Types of Parallelization

Parallelization comes in a variety of ``grains.'' By ``grain,'' we mean that scale of the problem that is parallelized. One extreme is illustrated by spectral-line processing. In this case, individual channels are totally independent, thus, each can be sent to a separate processor for computation. Because there is no communication between processors, communication overhead is negligible and the speed-up is nearly linear with the number of processors. This type of parallelization is easy for the programmer to implement, because the Glish interface of AIPS++ can control the spawning of processes in a parallel way. No low-level optimization is required. Problems in this category are called ``embarrassingly parallel'' (EP).

However, many problems are not independent at a large scale and may have complex dependencies that prevent simple Glish-level parallelism. For many such problems, it is possible to identify low-level routines, such as FFT's, that carry out the majority of the computations. In these cases, the computationally intensive parts of the code can be designed to call extrinsic Fortran subroutines or libraries. These Fortran routines can be written to take advantage of parallel architectures at a low level. This type of parallelization is called ``fine-grain parallelization.''

A third category is particularly difficult, in which the large-scale problem is not separable into independent processes and computational time is not spent in parallelizable low-level functions.

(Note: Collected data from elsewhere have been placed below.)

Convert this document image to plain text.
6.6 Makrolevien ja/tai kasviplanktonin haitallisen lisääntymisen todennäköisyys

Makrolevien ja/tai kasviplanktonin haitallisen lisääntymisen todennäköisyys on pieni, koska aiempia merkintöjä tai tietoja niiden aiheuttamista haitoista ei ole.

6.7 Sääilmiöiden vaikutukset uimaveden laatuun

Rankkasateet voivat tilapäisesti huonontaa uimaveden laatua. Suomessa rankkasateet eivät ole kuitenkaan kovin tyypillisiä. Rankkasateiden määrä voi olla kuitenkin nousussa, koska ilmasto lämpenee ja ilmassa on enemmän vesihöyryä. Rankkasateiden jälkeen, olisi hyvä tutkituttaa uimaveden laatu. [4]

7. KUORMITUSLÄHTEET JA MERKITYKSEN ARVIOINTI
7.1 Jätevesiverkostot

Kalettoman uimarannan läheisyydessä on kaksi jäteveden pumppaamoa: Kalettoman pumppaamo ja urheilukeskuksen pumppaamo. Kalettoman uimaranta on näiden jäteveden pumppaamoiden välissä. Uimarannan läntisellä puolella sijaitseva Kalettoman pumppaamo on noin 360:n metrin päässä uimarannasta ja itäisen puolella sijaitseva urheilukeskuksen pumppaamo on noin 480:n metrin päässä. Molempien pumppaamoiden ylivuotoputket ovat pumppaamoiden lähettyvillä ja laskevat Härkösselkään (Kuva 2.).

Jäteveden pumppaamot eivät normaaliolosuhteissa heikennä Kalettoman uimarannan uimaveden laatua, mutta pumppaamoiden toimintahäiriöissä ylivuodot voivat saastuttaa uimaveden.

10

Embarrassingly Parallel Problems

For these problems, existing C++ code will be used whenever possible. A high level Glish wrapper will manage the execution of each code on the subsections of data. This may include some estimation of execution time and overhead for distribution of data and recombination. Ideally, this estimation should also take into account the size of the data relative to the local memory available on each processor. When estimates suggest negligible speed up, the user should be queried before execution. The long-term goal should include execution on heterogeneous machines, but this can be added after parallelization of a single machine is completed. Because the system calls to execute a process on a specific processor may be machine dependent, some of the Glish internals may need to be slightly changed for machine-specific commands. Also, the commands that are sent from Glish should turn off the fine-grain parallelization (by setting the number of threads to zero), so that fine-grain and embarrassingly parallel executions are not competing with each other. For EP problems, the large speed-up is achieved at a relatively low programmer cost.

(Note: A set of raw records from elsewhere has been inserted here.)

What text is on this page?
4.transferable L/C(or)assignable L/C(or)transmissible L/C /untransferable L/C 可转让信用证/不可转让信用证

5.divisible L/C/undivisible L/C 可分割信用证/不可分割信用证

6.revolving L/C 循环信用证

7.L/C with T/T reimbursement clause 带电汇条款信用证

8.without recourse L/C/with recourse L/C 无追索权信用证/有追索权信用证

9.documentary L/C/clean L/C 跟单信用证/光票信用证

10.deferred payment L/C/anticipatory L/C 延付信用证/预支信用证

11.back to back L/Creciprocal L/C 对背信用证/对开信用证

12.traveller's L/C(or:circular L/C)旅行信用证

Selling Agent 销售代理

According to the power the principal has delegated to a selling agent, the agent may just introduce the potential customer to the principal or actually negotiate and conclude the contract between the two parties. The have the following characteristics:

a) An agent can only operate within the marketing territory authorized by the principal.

Fine-Grain Parallel Problems

The High Performance Fortran (HPF) standard is fairly concrete now. The standard is an extension of Fortran 90 and includes a preprocessor that rewrites the input code to execute in a Single-Instruction-Multiple-Data (SIMD) parallelism. Thus, after parallelism, the same instruction is sent to all processors and the compiler divides the data across the processors. This is effectively parallelizing Fortran DO loops. Any Fortran 90 code can be compiled by an HPF compiler and conversely HPF code should compile under Fortran 90 compilers. The HPF compiler attempts to determine the independent loops and distribute data in an optimum way. HPF includes compiler directives that can force the compiler to recognize loops as independent and can force particular distribution of data across processors to mitigate slow transfers from global to local memory. Also included are pre-tuned routines for some common applications, such as FFT's. Several vendors currently have HPF compilers. The Portland Group offers compilers for a variety of platforms, from Silicon Graphics to Sun Sparcstations. Many hardware vendors are developing their own HPF compilers, such as DEC and IBM.

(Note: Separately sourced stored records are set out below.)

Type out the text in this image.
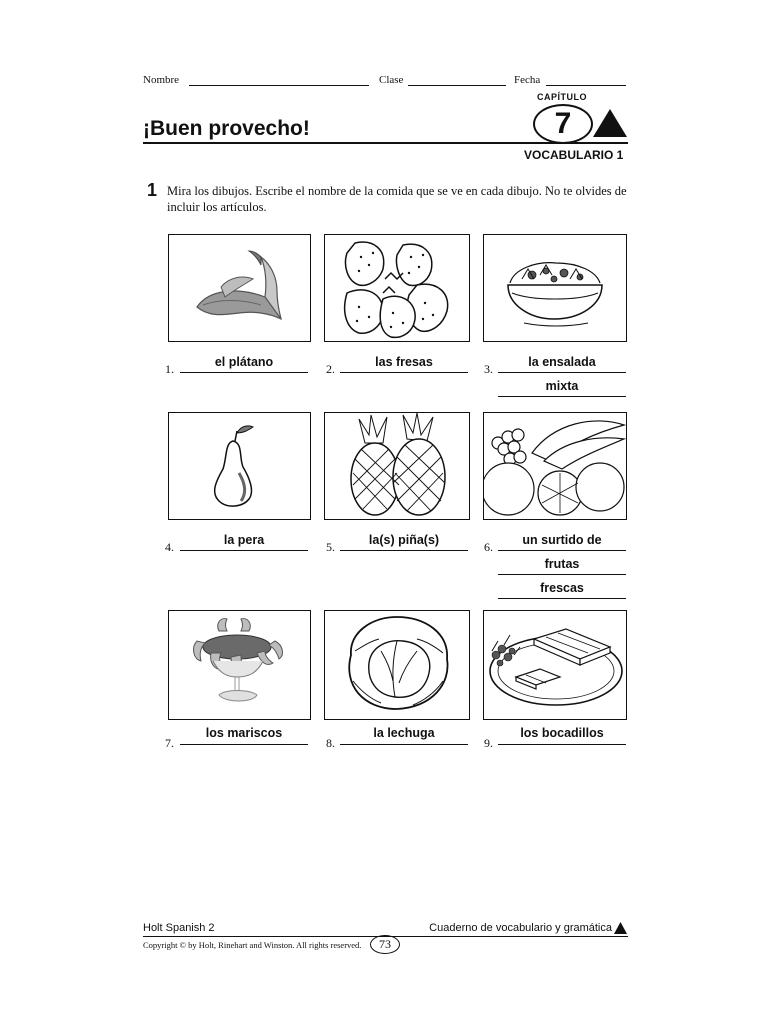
Nombre	Clase	Fecha
¡Buen provecho!
CAPÍTULO
7
VOCABULARIO 1
1 Mira los dibujos. Escribe el nombre de la comida que se ve en cada dibujo. No te olvides de incluir los artículos.
1.	el plátano	2.	las fresas	3.	la ensalada
mixta
4.	la pera	5.	la(s) piña(s)	6.	un surtido de
frutas
frescas
7.
los mariscos
8.
la lechuga
9.
los bocadillos
Holt Spanish 2	Cuaderno de vocabulario y gramática
Copyright © by Holt, Rinehart and Winston. All rights reserved. 73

Although the fine grain parallelism requires a substantial initial investment of programmer time, two aspects mitigate this cost. First of all, some optimized Fortran libraries exist in the HPF libraries. Thus, parallelism is achieved with almost no additional programming. Secondly, the development of parallel libraries is a one-time project. Once the libraries exist, new programs can take advantage of the parallelism by writing them in such a use parallelized library functions whenever possible.

Combination Problems

There is a class of problems that are a combination of fine-grain and EP problems. These problems have a large amount of data dependency that prevents significant speed up with increased number of processors. If possible, these algorithms should be rewritten in a way to emphasize fine-grain or embarrassing parallelism. One purpose of this document is for programmers to keep parallel considerations in mind from the beginning, such that extensive rewriting for parallelism is unnecessary. In cases where such rewriting is not possible because of the organization of the algorithm, other solutions could be explored, such as exchange to a powerful, single-processor vector machine (e.g. Cray YMP).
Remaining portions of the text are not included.